Making an offer
This content applies to Scotland only.
Housing laws vary between Scotland and England. Get advice relating to England
Once you have found a property you like, you know that you can afford it and the bank or building society will lend you enough money, your next step is to make the seller an offer.
When should I make an offer?
Fixed price properties
If a property is advertised as fixed price it means it will be sold to the first person to offer the price. If you see a fixed price property that you like, you should put in an offer as soon as possible.
Offers over properties
If you have seen an 'offers over' property that you like, you should get your solicitor to note your interest. Once the seller has received a few notes of interest they may set a closing date. If you have noted your interest you will be notified of this and you should make your offer before the closing date.

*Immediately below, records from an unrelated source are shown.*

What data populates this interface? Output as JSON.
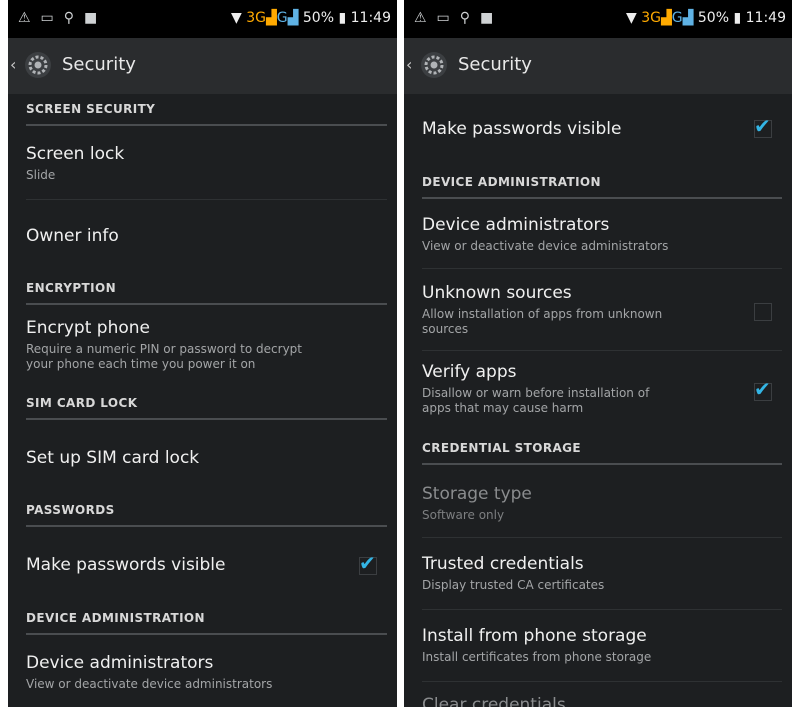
{
  "status": {
    "time": "11:49",
    "battery": "50%",
    "network": "3G",
    "network_g": "G"
  },
  "left": {
    "title": "Security",
    "sections": {
      "screen_security": "SCREEN SECURITY",
      "encryption": "ENCRYPTION",
      "sim_lock": "SIM CARD LOCK",
      "passwords": "PASSWORDS",
      "device_admin": "DEVICE ADMINISTRATION"
    },
    "items": {
      "screen_lock": {
        "title": "Screen lock",
        "summary": "Slide"
      },
      "owner_info": {
        "title": "Owner info"
      },
      "encrypt_phone": {
        "title": "Encrypt phone",
        "summary_line1": "Require a numeric PIN or password to decrypt",
        "summary_line2": "your phone each time you power it on"
      },
      "sim_lock": {
        "title": "Set up SIM card lock"
      },
      "passwords_visible": {
        "title": "Make passwords visible",
        "checked": true
      },
      "device_admins": {
        "title": "Device administrators",
        "summary": "View or deactivate device administrators"
      }
    }
  },
  "right": {
    "title": "Security",
    "sections": {
      "device_admin": "DEVICE ADMINISTRATION",
      "credential_storage": "CREDENTIAL STORAGE"
    },
    "items": {
      "passwords_visible": {
        "title": "Make passwords visible",
        "checked": true
      },
      "device_admins": {
        "title": "Device administrators",
        "summary": "View or deactivate device administrators"
      },
      "unknown_sources": {
        "title": "Unknown sources",
        "summary_line1": "Allow installation of apps from unknown",
        "summary_line2": "sources",
        "checked": false
      },
      "verify_apps": {
        "title": "Verify apps",
        "summary_line1": "Disallow or warn before installation of",
        "summary_line2": "apps that may cause harm",
        "checked": true
      },
      "storage_type": {
        "title": "Storage type",
        "summary": "Software only"
      },
      "trusted_credentials": {
        "title": "Trusted credentials",
        "summary": "Display trusted CA certificates"
      },
      "install_storage": {
        "title": "Install from phone storage",
        "summary": "Install certificates from phone storage"
      },
      "clear_credentials": {
        "title": "Clear credentials"
      }
    }
  },
  "colors": {
    "accent": "#33b5e5",
    "background": "#1d1f21",
    "actionbar": "#2a2c2e"
  }
}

'Guide price' or 'offers in the region'
More and more properties in Scotland are now being marketed with a 'guide price' or asking for 'offers in the region' of a certain price. This is similar to the system in England. Your solicitor can advise you on reasonable offer to make.
Fixed price - how much should I offer?
If the seller has advertised the property at a fixed price, then they will usually sell to the first person to offer them the price they have asked for. However, the seller may not accept the offer if the date of entry or other conditions in the offer do not suit them.

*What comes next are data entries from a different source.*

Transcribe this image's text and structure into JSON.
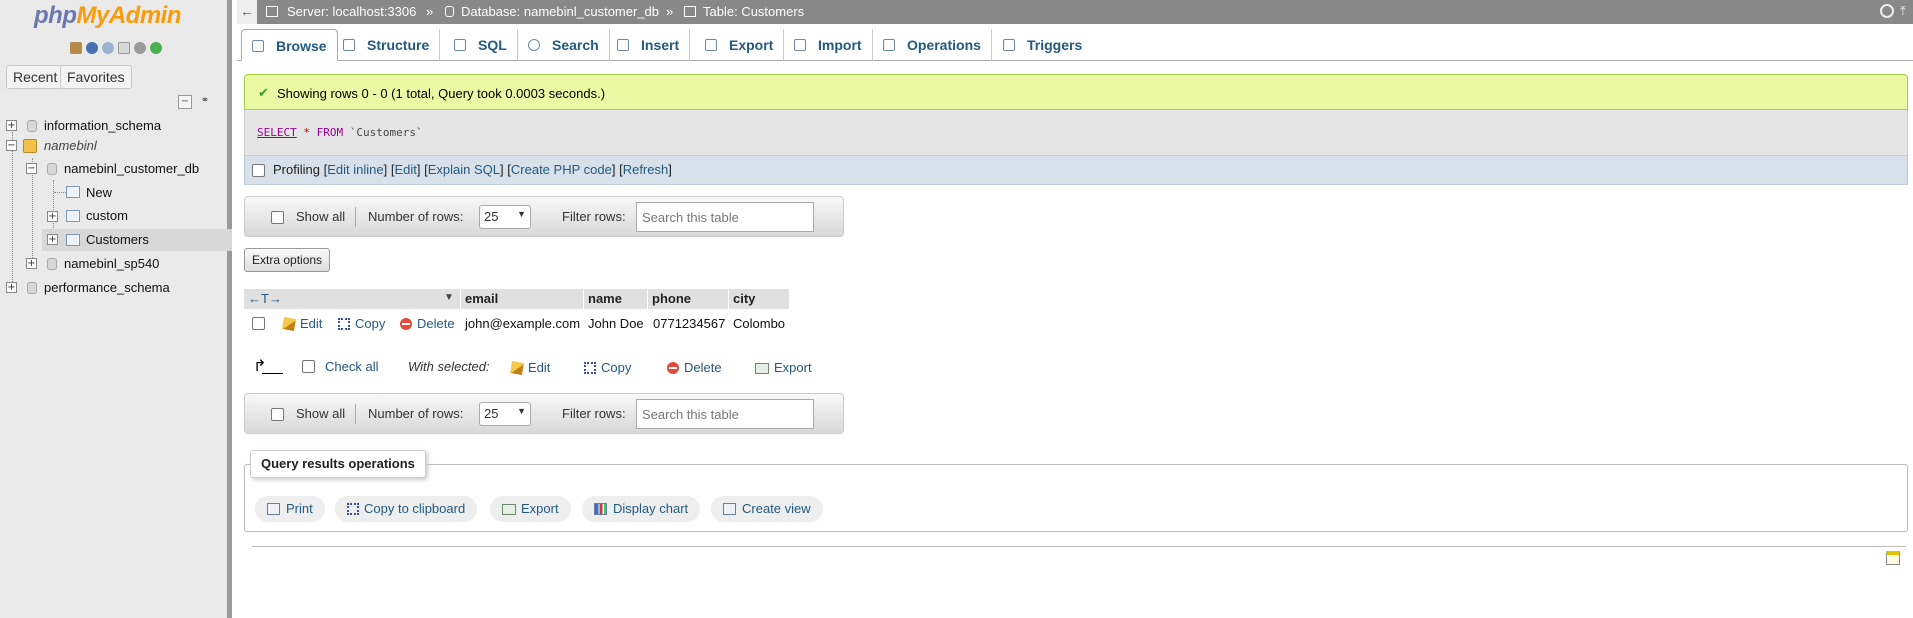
{
  "sidebar": {
    "logo_php": "php",
    "logo_myadmin": "MyAdmin",
    "recent_label": "Recent",
    "favorites_label": "Favorites",
    "collapse_label": "−",
    "link_label": "⚭",
    "tree": {
      "information_schema": "information_schema",
      "namebinl": "namebinl",
      "namebinl_customer_db": "namebinl_customer_db",
      "new_label": "New",
      "custom": "custom",
      "customers": "Customers",
      "namebinl_sp540": "namebinl_sp540",
      "performance_schema": "performance_schema"
    }
  },
  "breadcrumb": {
    "back": "←",
    "server": "Server: localhost:3306",
    "sep": "»",
    "database": "Database: namebinl_customer_db",
    "table": "Table: Customers"
  },
  "tabs": [
    "Browse",
    "Structure",
    "SQL",
    "Search",
    "Insert",
    "Export",
    "Import",
    "Operations",
    "Triggers"
  ],
  "message": {
    "check": "✔",
    "text": "Showing rows 0 - 0 (1 total, Query took 0.0003 seconds.)"
  },
  "sql": {
    "select": "SELECT",
    "star": "*",
    "from": "FROM",
    "table": "`Customers`"
  },
  "profiling": {
    "label": "Profiling",
    "lb": "[",
    "rb": "]",
    "edit_inline": "Edit inline",
    "edit": "Edit",
    "explain": "Explain SQL",
    "php": "Create PHP code",
    "refresh": "Refresh"
  },
  "nav": {
    "show_all": "Show all",
    "number_of_rows": "Number of rows:",
    "rows_value": "25",
    "filter_rows": "Filter rows:",
    "search_placeholder": "Search this table"
  },
  "extra_options": "Extra options",
  "table": {
    "arrows": "←T→",
    "sort_icon": "▼",
    "columns": [
      "email",
      "name",
      "phone",
      "city"
    ],
    "rows": [
      {
        "email": "john@example.com",
        "name": "John Doe",
        "phone": "0771234567",
        "city": "Colombo"
      }
    ],
    "row_actions": {
      "edit": "Edit",
      "copy": "Copy",
      "delete": "Delete"
    }
  },
  "bulk": {
    "arrow": "↱",
    "check_all": "Check all",
    "with_selected": "With selected:",
    "edit": "Edit",
    "copy": "Copy",
    "delete": "Delete",
    "export": "Export"
  },
  "query_ops": {
    "legend": "Query results operations",
    "buttons": [
      "Print",
      "Copy to clipboard",
      "Export",
      "Display chart",
      "Create view"
    ]
  },
  "colors": {
    "accent": "#235a81",
    "success_bg": "#ebf8a4",
    "topbar": "#888888"
  }
}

If a fixed price property has been on the market for a while, it may be worth offering a lower price than has been asked for, as the seller may be looking for a quick sale.
Offers over - how much should I offer?
If a property is advertised as 'offers over', the seller is inviting higher offers than the price stated. Sometimes properties are advertised at much lower prices than the seller would be willing to accept, in order to generate plenty of interest from prospective buyers. It is difficult to know how much to offer as you won't know what other offers are being made.
Make sure you work out your finances before you decide how much to offer. Remember, most mortgage lenders will lend you a percentage or all of the valuation. If you want to offer more than the valuation, you will have to meet the difference yourself.
Tips for making an offer
- ask your solicitor for advice - they should know how much homes have gone for recently in your area
- don't offer a round number - for example, if you offer £75,101 you may outbid someone offering £75,000.
- find out the selling price of homes in the area through OurProperty or subscribe to HousepriceScotland.
What should the offer include?
Your solicitor will discuss with you the conditions which should be inserted in the offer. These include:
- the property
- the price
- the date of entry
- any other conditions.
The offer will state the property you are buying and give a brief description, usually with reference to the particulars. The description will also list any fixtures and fittings (such as wall-mounted lights) which are to be included in the sale.
The price you are offering will be stated. If you have negotiated with the seller to buy 'extras' not included in the sale (such as white goods, carpets or curtains), these prices will be stated separately.
The date of entry
The date of entry is the day when the money is transferred to the buyer and you can pick up the keys for your new home. It usually takes four to six weeks from having an offer accepted to the date of entry. Talk to your solicitor if you want to arrange an earlier date of entry.
Before you make an offer, you can ask the seller when they hope the date of entry will be. They may not be able to move out before a certain date, or they may need the sale to go through by a particular date. Because of this, the date of entry you suggest can influence the seller's decision about whether to accept your offer.
You will want the date of entry to coincide as closely as possible with the date you leave your old accommodation. This will avoid you having to pay rent and a mortgage or two lots of mortgage payments. However, it may be convenient to arrange a small overlap for cleaning and decorating your new home before you move in.
If you are selling your old home and the sale will not have gone through before the date of entry for your new home, you will need to take out a bridging loan. This can be arranged through your bank or in some cases through your solicitor, but remember that the costs of a bridging loan are high. Always discuss with your solicitor the risks and implications of putting in an offer for a home before you have sold your own, as you do not want to be left with two properties.
If you are currently renting, you will have to give your landlord the correct notice before you can end your tenancy.
If you have to leave your old home before you can move into the new one, remember to include the costs of any bridging loan required, interim accommodation while you wait to move in, storage for your belongings and two removals in your moving costs.
Any other conditions
Your solicitor will include a number of other conditions in the offer. Most of these conditions are standard, for example they will make sure that the sale will only go through if:
- the seller has the right to sell the property
- there are no outstanding repairs to the property or communal areas
- if any alterations were carried out in the past, the correct building warrant and planning permission were granted at the time and the work was carried out properly.
You can ask your solicitor to go through the conditions with you.
You may also put in a condition that the offer is made 'subject to survey', which means that you will only obtain a survey if your offer is accepted in principle by the seller.